Upstream (ingestion). The record iterator is produced by parsing Avion export formats and gated by the Pydantic validators; the processor re-validates at the boundary as a defensive check rather than trusting the caller. Where a message broker sits between stages, the processor consumes a topic instead of a file and the queue’s backpressure is replaced by broker back-pressure.
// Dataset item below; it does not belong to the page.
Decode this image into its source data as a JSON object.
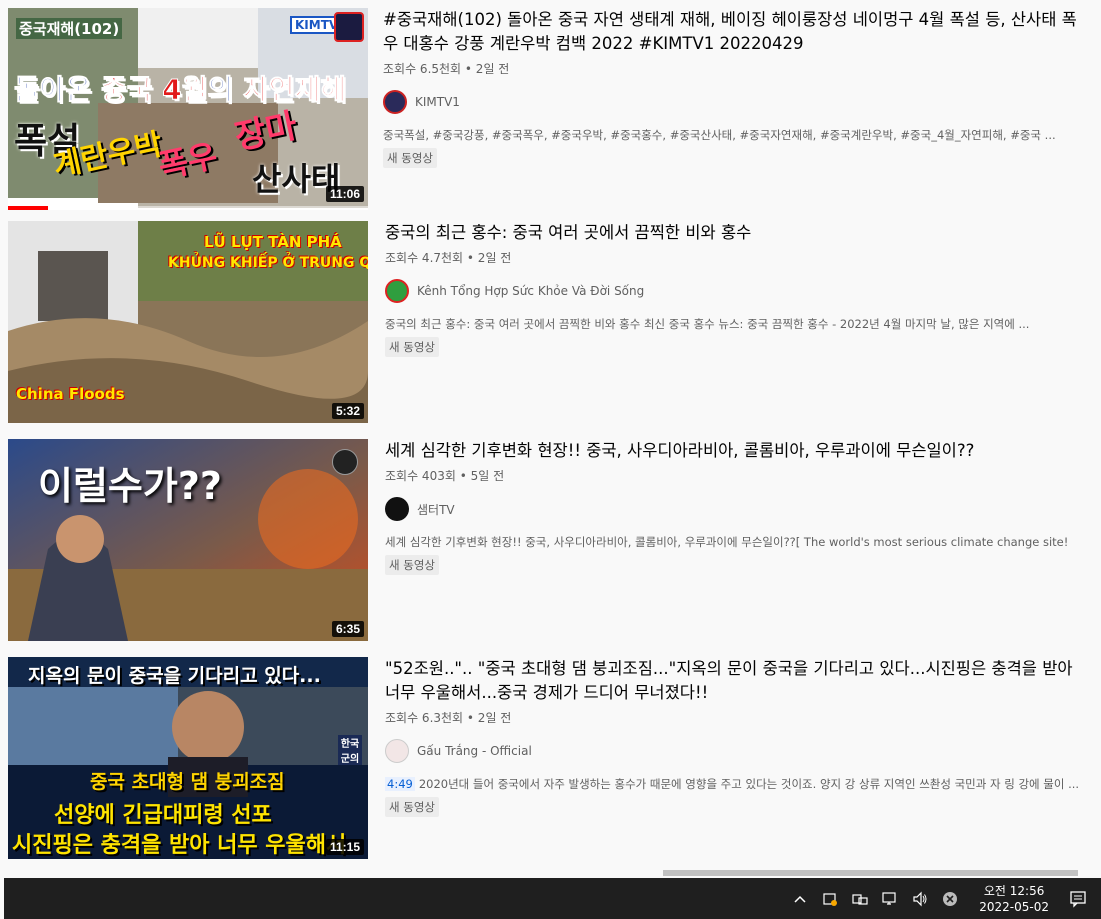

Downstream (scheduling submission). The batch envelope is the API contract with the automation platform. A minimal accepted response confirms the idempotency key and the server-side accept count so the processor can cross-check record_count:

json
{
  "batch_key": "9f2c1a…",
  "accepted": 5000,
  "rejected": 0,
  "receipt_id": "avstar-2026-07-03-000412",
  "status": "committed"
}

Credential rotation, token caching, and 429 handling on this leg are owned by Avstar API Authentication and Rate Limits; session-timeout recovery under sustained load is detailed in handling Avstar session timeouts in Python. When any direct database read is needed for reconciliation instead of the API, it must pass through the controls in security boundaries for traffic database access.

Compliance & Audit Considerations

Batching is where much of the audit evidence is created, so compliance is a first-class requirement, not a downstream concern.

  • FCC political file integrity. Political and issue-advertising spots must reach the public inspection file with advertiser, purchaser, rate, and schedule intact. The processor must never normalize those attributes away during batching; billing handling for political inventory follows standardizing billing codes across traffic systems.
  • Immutable, hash-chained receipts. Each batch’s batch_key, source_digest, submission timestamp, and the server receipt_id are appended to an append-only ledger. Chaining each receipt’s hash to the prior one lets an operator prove months later that the log that aired matched the log that was booked.
  • Idempotency for billing reconciliation. The deterministic batch_key guarantees a retried push cannot create a duplicate billing record — the guarantee that makes as-run reconciliation and revenue recognition trustworthy.
  • SOC 2 / structured observability. Every batch emits structured timestamp | level | module | message logs carrying spot_id and batch_key into centralized aggregation, satisfying the traceability SOC 2 and ISO 27001 audits require. DLQ entries are retained for the financial audit window, then archived to cold storage.

Troubleshooting & Common Errors

Error pattern Root cause Remediation
Unbounded memory growth / OOM Eager load of the full day or an unbounded gather of every batch coroutine Use the bounded asyncio.Queue; stream records lazily and cap queue_maxsize
Event loop stalls, throughput collapses A blocking, synchronous call (sync DB driver, pd.read_csv on the loop) inside a coroutine Move blocking work to run_in_executor or a thread pool; keep the loop I/O-only
429 Too Many Requests storms Concurrency exceeds the Avstar connection ceiling; all workers retry in lockstep Size the Semaphore to the ceiling; add exponential backoff with jitter (already in _dispatch)
Duplicate billing records after a retry Batch re-submitted without a stable idempotency key Always send the deterministic batch_key / Idempotency-Key header; never trim a batch before retry
Circuit breaker stuck OPEN, DLQ filling Endpoint genuinely degraded, or breaker_threshold set too low for normal jitter Inspect DLQ context and endpoint health; tune breaker_threshold / breaker_cooldown, then replay the DLQ once the probe batch succeeds

Recoverable failures always produce a structured DLQ entry — original payload, reason, correlation timestamp, spot_id — so an operator can diagnose and replay without reconstructing state from logs alone.